- The Washington Times - Monday, July 17, 2000

Didn't inhale

We reported in our most recent column that a group of 20-something Libertarians gathered at a popular Washington coffee shop for a smoke-in to commemorate the first daughter's reported use of tobacco.

Uncorroborated stories said that Chelsea Clinton had been spotted smoking up a storm at the coffee shop over the Fourth of July weekend, and the Libertarians through various competitions, like blowing the best smoke rings wanted to emphasize that adults are old enough to make their own decisions regarding smoking and health, without government intrusion.

No sooner did our item appear and Hillary Rodham Clinton's spokeswoman, Lissa Muscatine, called to say that Chelsea not only didn't inhale, she didn't puff.

"She wants no part of smoking, she doesn't smoke, she hates smoking," Ms. Muscatine says, saying reports to the contrary are unfair and "totally wrong."

"This is something she feels very strongly about," the spokeswoman says of the first daughter. "She is vehemently against smoking."

And if that isn't proof enough, Ms. Muscatine points out that Chelsea "is a vegetarian" for heaven's sakes.

Lame duchess

As for Hillary Rodham Clinton's amazing stamina of late what with juggling first lady duties with a full-time Senate campaign spokeswoman Lissa Muscatine concedes that Mrs. Clinton's White House obligations have become fewer and far between.

"The bulk of her time is spent on the campaign," says Ms.

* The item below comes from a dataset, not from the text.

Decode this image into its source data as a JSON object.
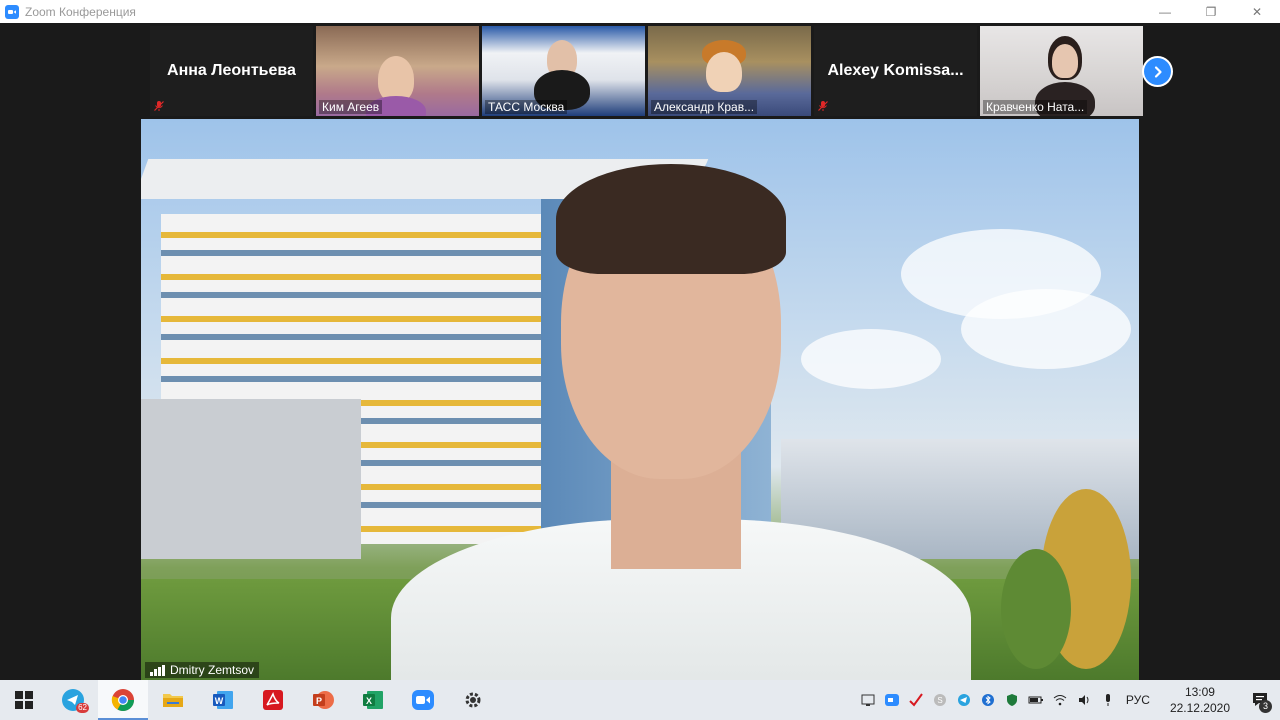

Muscatine, adding that Mrs. Clinton is careful to block off a certain number of days when back in Washington "to catch up on her sleep."

President Clinton announced last week that the first family won't be taking its customary summer vacation this year to allow for Mrs. Clinton's continued campaigning.

Scaly tomatoes

During the past year, 100 million acres of genetically engineered crops were planted in the United States, a crop that concerns one congressman.

Rep. Dennis J. Kucinich, Ohio Democrat, says many Americans aren't aware they're consuming genetically altered crops, and points to possible allergenicity, toxicity, transfer of antibiotic resistance, and unintended side effects that come with the new technology.

He wants labeling regimes so Americans know if the food they are eating is genetically modified.

"There is one product which has been talked about, a flavor saver tomato which takes a gene from a flounder and shoots it into a tomato to make the tomato more weather resistant," notes the congressman.

"Now, in God's green acres, tomatoes and flounders do not mate," he says. "What is happening is that genetic engineering is creating new possibilities which defy the laws of nature and God."

Gone bananas

A Senate briefing on Senate Resolution 2725 The Chimpanzee Health Improvement Maintenance and Protection (CHIMP) Act has been called for today by Sens. Bob Smith, New Hampshire Republican, and Richard J. Durbin, Illinois Democrat.

Mr. Smith calls the CHIMP act "landmark legislation which will provide permanent retirement in sanctuaries for chimpanzees no longer deemed useful in federal research laboratories."

Calling Hallmark

Offering his support for the many stepparents in this country who contribute to the lives of the children they help raise, Sen. Rick Santorum, Pennsylvania Republican, is proposing "Stepmother's Day."

He got the idea from a young constituent, Lizzie Capuzzi, who recognized the importance of her relationship with her stepmother, Joyce Capuzzi. The girl decided that the Sunday following Mother's Day would now be Stepmother's Day.

"It is wonderful that Lizzie Capuzzi holds so much love for her stepmother, and it is my hope that their relationship can be an example for other stepfamilies," says the senator.

Not doing a lot

Vice President Al Gore and his fellow Democrats on both sides of Capitol Hill have spent the past week accusing the Republican-led body of being a "do-nothing Congress."

A label that doesn't bother Rep. J.C. Watts Jr., Oklahoma Republican.

"Do you know what it means when they accuse you of doing nothing?" asks Mr. Watts. "It means we are not raising taxes. That means we are not spending enough of the surplus. We have not raided the Social Security surplus. We are not making government regulations burdensome enough."

He went on to cite other things the 106th Congress isn't doing, but we don't have the space to print it all.